Le 21 juin 2016, deux jours avant le vote qui décidera de la relation du Royaume-Uni dans l’Union européenne, la salle de l’Arena à Wembley est noire de monde. Plus de six mille personnes sont venues assister au dernier débat télévisé entre les partisans du Brexit et ceux de Remain. Des millions de téléspectateurs ont suivi ce débat acharné au cours duquel, entre deux mensonges bien choisis, Boris Johnson n’hésitera pas à déclarer : « le Brexit sera le jour de l’indépendance ». Dans l’imaginaire véhiculé par les Brexiters, le Royaume-Uni est un pays colonisé. Comme toutes les colonies, elle a ses colons qui contrôlent les richesses et s’installent dans le pays. Il s’agit toutefois d’une colonisation bicéphale avec une dimension politique incarnée par la Commission européenne et la Cour européenne de Justice, et une dimension de peuplement, celle des millions de migrants euro- péens venus notamment des pays d’Europe centrale et orientale. Il s’agit d’une colonisation où les « colons » imaginaires sont rarement de grands propriétaires terriens, mais des travailleurs, dont la majeure partie travaille au service des « colonisés » dans les hôpitaux, les hôtels ou les transports publics.

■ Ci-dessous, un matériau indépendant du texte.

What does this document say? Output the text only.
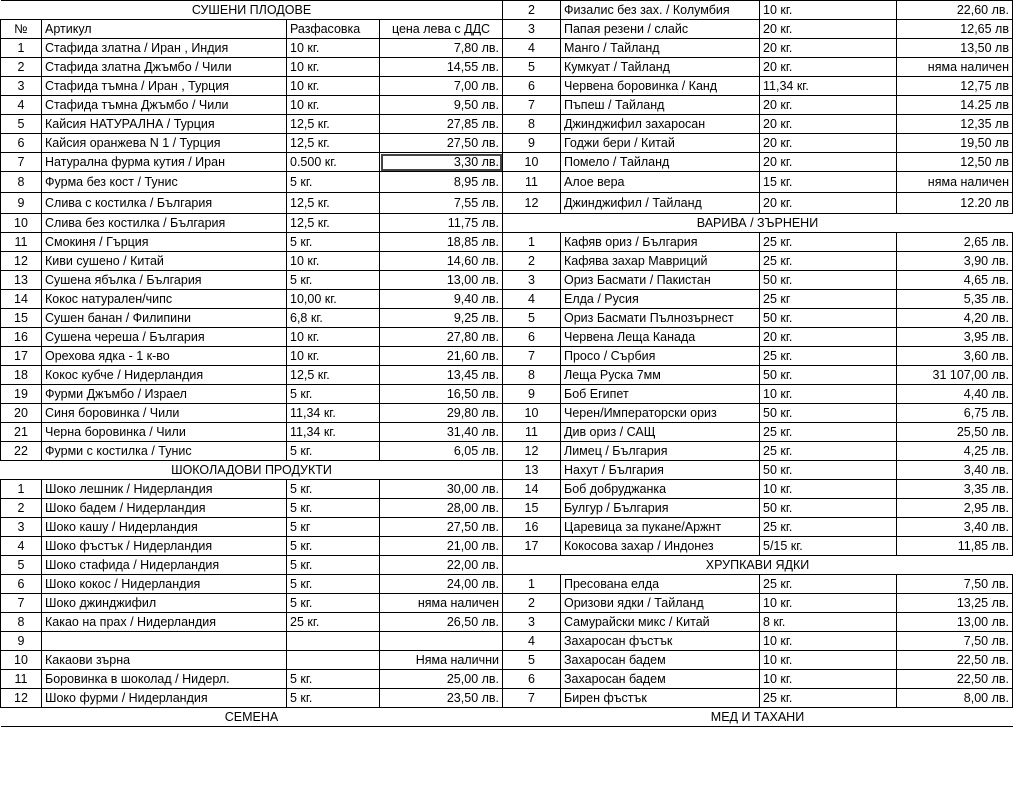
СУШЕНИ ПЛОДОВЕ			
№	Артикул	Разфасовка	цена лева с ДДС
1	Стафида златна / Иран , Индия	10 кг.	7,80 лв.
2	Стафида златна Джъмбо / Чили	10 кг.	14,55 лв.
3	Стафида тъмна / Иран , Турция	10 кг.	7,00 лв.
4	Стафида тъмна Джъмбо / Чили	10 кг.	9,50 лв.
5	Кайсия НАТУРАЛНА / Турция	12,5 кг.	27,85 лв.
6	Кайсия оранжева N 1 / Турция	12,5 кг.	27,50 лв.
7	Натурална фурма кутия / Иран	0.500 кг.	3,30 лв.
8	Фурма без кост / Тунис	5 кг.	8,95 лв.
9	Слива с костилка / България	12,5 кг.	7,55 лв.
10	Слива без костилка / България	12,5 кг.	11,75 лв.
11	Смокиня / Гърция	5 кг.	18,85 лв.
12	Киви сушено / Китай	10 кг.	14,60 лв.
13	Сушена ябълка / България	5 кг.	13,00 лв.
14	Кокос натурален/чипс	10,00 кг.	9,40 лв.
15	Сушен банан / Филипини	6,8 кг.	9,25 лв.
16	Сушена череша / България	10 кг.	27,80 лв.
17	Орехова ядка - 1 к-во	10 кг.	21,60 лв.
18	Кокос кубче / Нидерландия	12,5 кг.	13,45 лв.
19	Фурми Джъмбо / Израел	5 кг.	16,50 лв.
20	Синя боровинка / Чили	11,34 кг.	29,80 лв.
21	Черна боровинка / Чили	11,34 кг.	31,40 лв.
22	Фурми с костилка / Тунис	5 кг.	6,05 лв.
ШОКОЛАДОВИ ПРОДУКТИ			
1	Шоко лешник / Нидерландия	5 кг.	30,00 лв.
2	Шоко бадем / Нидерландия	5 кг.	28,00 лв.
3	Шоко кашу / Нидерландия	5 кг	27,50 лв.
4	Шоко фъстък / Нидерландия	5 кг.	21,00 лв.
5	Шоко стафида / Нидерландия	5 кг.	22,00 лв.
6	Шоко кокос / Нидерландия	5 кг.	24,00 лв.
7	Шоко джинджифил	5 кг.	няма наличен
8	Какао на прах / Нидерландия	25 кг.	26,50 лв.
9			
10	Какаови зърна		Няма налични
11	Боровинка в шоколад / Нидерл.	5 кг.	25,00 лв.
12	Шоко фурми / Нидерландия	5 кг.	23,50 лв.
СЕМЕНА			
2	Физалис без зах. / Колумбия	10 кг.	22,60 лв.
3	Папая резени / слайс	20 кг.	12,65 лв
4	Манго / Тайланд	20 кг.	13,50 лв
5	Кумкуат / Тайланд	20 кг.	няма наличен
6	Червена боровинка / Канд	11,34 кг.	12,75 лв
7	Пъпеш / Тайланд	20 кг.	14.25 лв
8	Джинджифил захаросан	20 кг.	12,35 лв
9	Годжи бери / Китай	20 кг.	19,50 лв
10	Помело / Тайланд	20 кг.	12,50 лв
11	Алое вера	15 кг.	няма наличен
12	Джинджифил / Тайланд	20 кг.	12.20 лв
ВАРИВА / ЗЪРНЕНИ			
1	Кафяв ориз / България	25 кг.	2,65 лв.
2	Кафява захар Мавриций	25 кг.	3,90 лв.
3	Ориз Басмати / Пакистан	50 кг.	4,65 лв.
4	Елда / Русия	25 кг	5,35 лв.
5	Ориз Басмати Пълнозърнест	50 кг.	4,20 лв.
6	Червена Леща Канада	20 кг.	3,95 лв.
7	Просо / Сърбия	25 кг.	3,60 лв.
8	Леща Руска 7мм	50 кг.	31 107,00 лв.
9	Боб Египет	10 кг.	4,40 лв.
10	Черен/Императорски ориз	50 кг.	6,75 лв.
11	Див ориз / САЩ	25 кг.	25,50 лв.
12	Лимец / България	25 кг.	4,25 лв.
13	Нахут / България	50 кг.	3,40 лв.
14	Боб добруджанка	10 кг.	3,35 лв.
15	Булгур / България	50 кг.	2,95 лв.
16	Царевица за пукане/Аржнт	25 кг.	3,40 лв.
17	Кокосова захар / Индонез	5/15 кг.	11,85 лв.
ХРУПКАВИ ЯДКИ			
1	Пресована елда	25 кг.	7,50 лв.
2	Оризови ядки / Тайланд	10 кг.	13,25 лв.
3	Самурайски микс / Китай	8 кг.	13,00 лв.
4	Захаросан фъстък	10 кг.	7,50 лв.
5	Захаросан бадем	10 кг.	22,50 лв.
6	Захаросан бадем	10 кг.	22,50 лв.
7	Бирен фъстък	25 кг.	8,00 лв.
МЕД И ТАХАНИ			
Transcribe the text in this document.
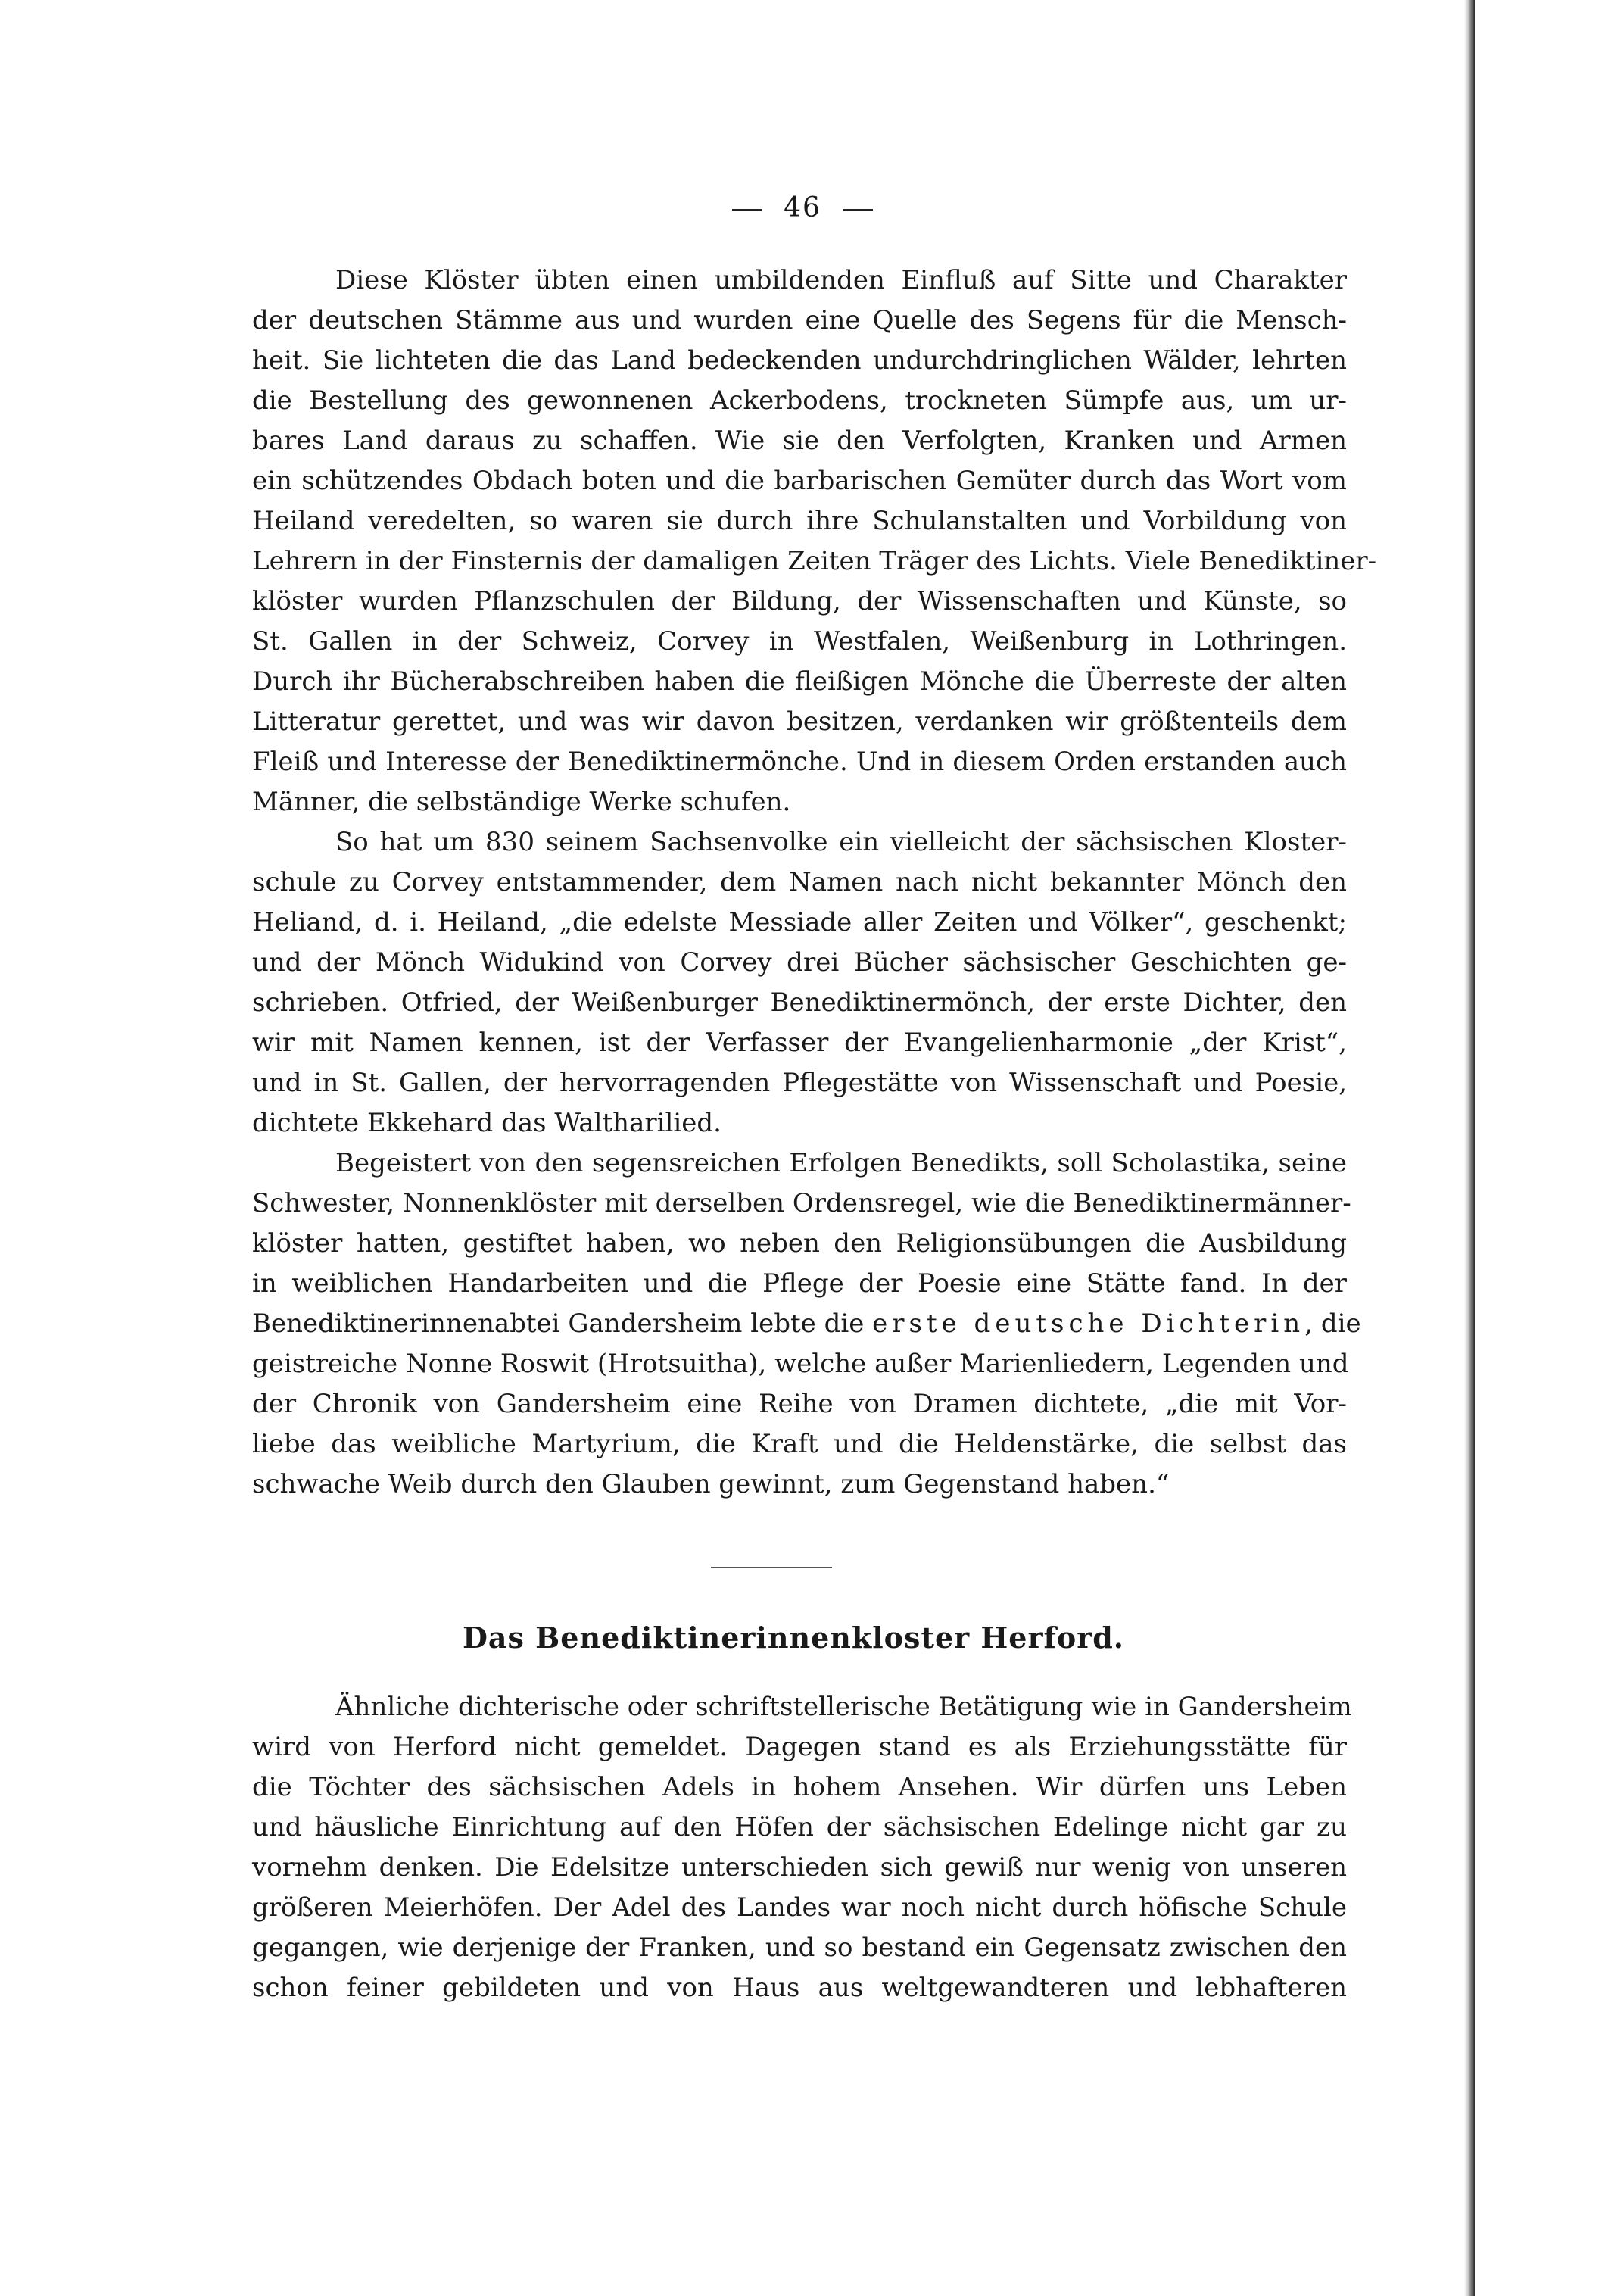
46
Diese Klöster übten einen umbildenden Einfluß auf Sitte und Charakter
der deutschen Stämme aus und wurden eine Quelle des Segens für die Mensch-
heit. Sie lichteten die das Land bedeckenden undurchdringlichen Wälder, lehrten
die Bestellung des gewonnenen Ackerbodens, trockneten Sümpfe aus, um ur-
bares Land daraus zu schaffen. Wie sie den Verfolgten, Kranken und Armen
ein schützendes Obdach boten und die barbarischen Gemüter durch das Wort vom
Heiland veredelten, so waren sie durch ihre Schulanstalten und Vorbildung von
Lehrern in der Finsternis der damaligen Zeiten Träger des Lichts. Viele Benediktiner-
klöster wurden Pflanzschulen der Bildung, der Wissenschaften und Künste, so
St. Gallen in der Schweiz, Corvey in Westfalen, Weißenburg in Lothringen.
Durch ihr Bücherabschreiben haben die fleißigen Mönche die Überreste der alten
Litteratur gerettet, und was wir davon besitzen, verdanken wir größtenteils dem
Fleiß und Interesse der Benediktinermönche. Und in diesem Orden erstanden auch
Männer, die selbständige Werke schufen.
So hat um 830 seinem Sachsenvolke ein vielleicht der sächsischen Kloster-
schule zu Corvey entstammender, dem Namen nach nicht bekannter Mönch den
Heliand, d. i. Heiland, „die edelste Messiade aller Zeiten und Völker“, geschenkt;
und der Mönch Widukind von Corvey drei Bücher sächsischer Geschichten ge-
schrieben. Otfried, der Weißenburger Benediktinermönch, der erste Dichter, den
wir mit Namen kennen, ist der Verfasser der Evangelienharmonie „der Krist“,
und in St. Gallen, der hervorragenden Pflegestätte von Wissenschaft und Poesie,
dichtete Ekkehard das Waltharilied.
Begeistert von den segensreichen Erfolgen Benedikts, soll Scholastika, seine
Schwester, Nonnenklöster mit derselben Ordensregel, wie die Benediktinermänner-
klöster hatten, gestiftet haben, wo neben den Religionsübungen die Ausbildung
in weiblichen Handarbeiten und die Pflege der Poesie eine Stätte fand. In der
Benediktinerinnenabtei Gandersheim lebte die erste deutsche Dichterin, die
geistreiche Nonne Roswit (Hrotsuitha), welche außer Marienliedern, Legenden und
der Chronik von Gandersheim eine Reihe von Dramen dichtete, „die mit Vor-
liebe das weibliche Martyrium, die Kraft und die Heldenstärke, die selbst das
schwache Weib durch den Glauben gewinnt, zum Gegenstand haben.“
Das Benediktinerinnenkloster Herford.
Ähnliche dichterische oder schriftstellerische Betätigung wie in Gandersheim
wird von Herford nicht gemeldet. Dagegen stand es als Erziehungsstätte für
die Töchter des sächsischen Adels in hohem Ansehen. Wir dürfen uns Leben
und häusliche Einrichtung auf den Höfen der sächsischen Edelinge nicht gar zu
vornehm denken. Die Edelsitze unterschieden sich gewiß nur wenig von unseren
größeren Meierhöfen. Der Adel des Landes war noch nicht durch höfische Schule
gegangen, wie derjenige der Franken, und so bestand ein Gegensatz zwischen den
schon feiner gebildeten und von Haus aus weltgewandteren und lebhafteren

Ce 21 juin, sur la grande scène du débat, le camp du Remain est représenté par le leader des conservateurs écossais, Ruth Davidson, le maire de Londres, Sadiq Khan et Frances O’Grady, secrétaire de la Confédération des Syndicats britanniques (TUC)1. La présence de Frances O’Grady est le résultat de l’engagement des organisations syndicales dans la campagne du Remain, mais aussi des enjeux sociaux que le fameux « take back control » (« reprendre le contrôle ») des Brexiters a réussi à faire oublier.